Blythe?” the solicitor drawled, his voice deceptively low. “Because I confess, I’ve a mind to give you a taste of your own methods. A few cracked ribs should shut you up. I won’t even tie you up.” He smiled wickedly. “Not that I need such an advantage. Unlike you, I know how to aim my fists without hog-tying my target.”

  “Put it away, Mr. MacKenzie. There’s been enough violence.” Farmington’s voice rang out, thick with sadness and pain. “I’ll not have more deaths on my hands. Eric’s was hard enough.”

  “It’s true then?” Blythe blinked, almost stupidly. “It’s been you? All along?”

  The magistrate nodded. Only once, before his lips settled into a firm line that refused to budge. Clearly, Farmington was through talking.

  But he’d said enough to take the starch from Blythe’s sails. When next his cousin’s eyes met Patrick’s, he appeared shocked, but newly resolute. “Do we travel on to Summersby then?”

  “We have Farmington in custody, and Lady Haversham’s safety is no longer a question.” James shook his head. “We should take the prisoner back to Shippington.”

  A sound plan.
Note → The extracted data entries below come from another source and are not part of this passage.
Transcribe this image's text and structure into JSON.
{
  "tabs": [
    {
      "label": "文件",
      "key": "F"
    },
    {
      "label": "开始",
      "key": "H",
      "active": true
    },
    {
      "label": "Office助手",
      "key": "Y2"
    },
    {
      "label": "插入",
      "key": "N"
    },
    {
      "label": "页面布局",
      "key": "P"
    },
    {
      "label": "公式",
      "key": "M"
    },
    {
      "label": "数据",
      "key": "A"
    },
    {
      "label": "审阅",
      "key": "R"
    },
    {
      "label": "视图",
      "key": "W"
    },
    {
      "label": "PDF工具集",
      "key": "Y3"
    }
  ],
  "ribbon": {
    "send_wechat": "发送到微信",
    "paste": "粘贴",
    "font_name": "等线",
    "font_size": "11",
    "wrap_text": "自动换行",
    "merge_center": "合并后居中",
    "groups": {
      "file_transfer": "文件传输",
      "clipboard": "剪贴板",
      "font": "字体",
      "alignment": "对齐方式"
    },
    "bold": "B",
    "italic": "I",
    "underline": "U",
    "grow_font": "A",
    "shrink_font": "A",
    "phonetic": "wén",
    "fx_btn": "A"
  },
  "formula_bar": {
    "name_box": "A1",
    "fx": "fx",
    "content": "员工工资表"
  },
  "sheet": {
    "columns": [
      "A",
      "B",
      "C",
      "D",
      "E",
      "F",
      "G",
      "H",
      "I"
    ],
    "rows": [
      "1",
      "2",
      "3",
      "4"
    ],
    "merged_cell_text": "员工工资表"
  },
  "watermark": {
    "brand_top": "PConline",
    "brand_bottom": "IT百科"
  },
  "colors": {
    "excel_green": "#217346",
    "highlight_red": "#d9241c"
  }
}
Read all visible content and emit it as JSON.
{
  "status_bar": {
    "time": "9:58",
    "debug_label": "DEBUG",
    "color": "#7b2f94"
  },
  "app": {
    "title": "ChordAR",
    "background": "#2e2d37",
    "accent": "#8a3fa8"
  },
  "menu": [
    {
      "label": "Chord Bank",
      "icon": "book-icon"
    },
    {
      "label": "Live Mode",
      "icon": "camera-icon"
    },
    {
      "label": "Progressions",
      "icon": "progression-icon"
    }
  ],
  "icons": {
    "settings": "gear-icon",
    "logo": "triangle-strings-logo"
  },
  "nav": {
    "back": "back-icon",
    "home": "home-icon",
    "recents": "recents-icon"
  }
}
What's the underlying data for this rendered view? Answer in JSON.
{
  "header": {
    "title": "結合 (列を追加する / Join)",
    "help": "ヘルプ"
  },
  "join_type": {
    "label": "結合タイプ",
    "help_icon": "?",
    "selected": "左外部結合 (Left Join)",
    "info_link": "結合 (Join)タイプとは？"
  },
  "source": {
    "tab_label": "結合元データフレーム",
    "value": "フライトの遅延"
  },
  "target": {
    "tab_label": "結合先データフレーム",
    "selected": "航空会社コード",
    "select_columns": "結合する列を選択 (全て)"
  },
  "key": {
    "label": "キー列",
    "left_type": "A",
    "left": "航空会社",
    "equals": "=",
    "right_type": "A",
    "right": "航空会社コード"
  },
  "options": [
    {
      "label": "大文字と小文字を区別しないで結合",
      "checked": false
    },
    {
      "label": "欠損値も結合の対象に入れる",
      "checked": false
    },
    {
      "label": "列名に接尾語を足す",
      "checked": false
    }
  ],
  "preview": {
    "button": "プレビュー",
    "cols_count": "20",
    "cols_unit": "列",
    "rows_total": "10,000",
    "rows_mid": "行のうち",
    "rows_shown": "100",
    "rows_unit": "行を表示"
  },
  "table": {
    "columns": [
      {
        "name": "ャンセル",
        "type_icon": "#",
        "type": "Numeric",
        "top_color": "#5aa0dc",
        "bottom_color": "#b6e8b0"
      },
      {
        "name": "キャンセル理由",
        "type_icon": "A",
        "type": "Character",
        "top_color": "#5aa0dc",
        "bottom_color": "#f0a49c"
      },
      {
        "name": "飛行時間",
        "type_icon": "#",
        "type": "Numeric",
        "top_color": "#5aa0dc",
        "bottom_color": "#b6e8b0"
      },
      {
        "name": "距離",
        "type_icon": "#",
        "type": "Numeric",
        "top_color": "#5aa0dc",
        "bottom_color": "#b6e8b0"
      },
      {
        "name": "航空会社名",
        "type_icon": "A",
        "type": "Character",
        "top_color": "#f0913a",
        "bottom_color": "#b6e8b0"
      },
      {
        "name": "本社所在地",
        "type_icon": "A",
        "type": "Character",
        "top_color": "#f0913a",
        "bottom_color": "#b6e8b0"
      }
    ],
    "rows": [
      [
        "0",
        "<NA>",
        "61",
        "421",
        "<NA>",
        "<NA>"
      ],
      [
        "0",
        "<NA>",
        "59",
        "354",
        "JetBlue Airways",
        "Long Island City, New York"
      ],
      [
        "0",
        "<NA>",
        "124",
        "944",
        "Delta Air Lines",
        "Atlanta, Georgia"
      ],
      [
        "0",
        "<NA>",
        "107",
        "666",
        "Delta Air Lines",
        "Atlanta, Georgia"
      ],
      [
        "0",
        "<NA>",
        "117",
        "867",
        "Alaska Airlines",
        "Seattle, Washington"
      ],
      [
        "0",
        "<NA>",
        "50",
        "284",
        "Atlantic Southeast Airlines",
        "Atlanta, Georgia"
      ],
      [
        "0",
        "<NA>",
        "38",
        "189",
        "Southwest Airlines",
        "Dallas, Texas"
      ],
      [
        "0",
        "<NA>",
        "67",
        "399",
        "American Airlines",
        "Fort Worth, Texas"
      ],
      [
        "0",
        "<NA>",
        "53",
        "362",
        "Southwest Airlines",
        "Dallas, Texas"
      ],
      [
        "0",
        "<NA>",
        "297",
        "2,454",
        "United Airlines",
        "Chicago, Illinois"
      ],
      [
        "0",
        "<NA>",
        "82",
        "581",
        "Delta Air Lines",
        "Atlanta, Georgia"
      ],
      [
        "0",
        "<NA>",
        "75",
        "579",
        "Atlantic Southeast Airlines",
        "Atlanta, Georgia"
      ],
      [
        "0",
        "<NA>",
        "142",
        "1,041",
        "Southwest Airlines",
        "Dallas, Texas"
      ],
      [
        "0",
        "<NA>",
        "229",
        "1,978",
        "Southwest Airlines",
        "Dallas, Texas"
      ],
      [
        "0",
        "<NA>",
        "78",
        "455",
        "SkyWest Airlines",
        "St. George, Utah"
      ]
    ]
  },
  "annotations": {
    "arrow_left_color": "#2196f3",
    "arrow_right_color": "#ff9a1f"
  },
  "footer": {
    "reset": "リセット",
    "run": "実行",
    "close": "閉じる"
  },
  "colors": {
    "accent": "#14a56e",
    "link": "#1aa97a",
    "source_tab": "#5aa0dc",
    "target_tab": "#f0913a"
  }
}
Logical. The sort of thinking Patrick was usually wont to do.

  Except he couldn’t shake the feeling they were missing something vital in their understanding of the magistrate’s involvement. By all accounts, Farmington was a man without motive. He was a close friend of Patrick’s father, had known both Patrick and his brother their entire lives. What had possessed him to take the lives of people he ought to hold dear?

  The answer, Patrick felt, would be found at Summersby. If they were going to question the man, he wanted to do it where it had all started.

  His father’s study.

  Only this time, Patrick was going to be on the business end of the interrogation.

  “I must make sure my family has not been harmed,” he ground out, motioning for Blythe to drive on. “We can arrest him properly later.”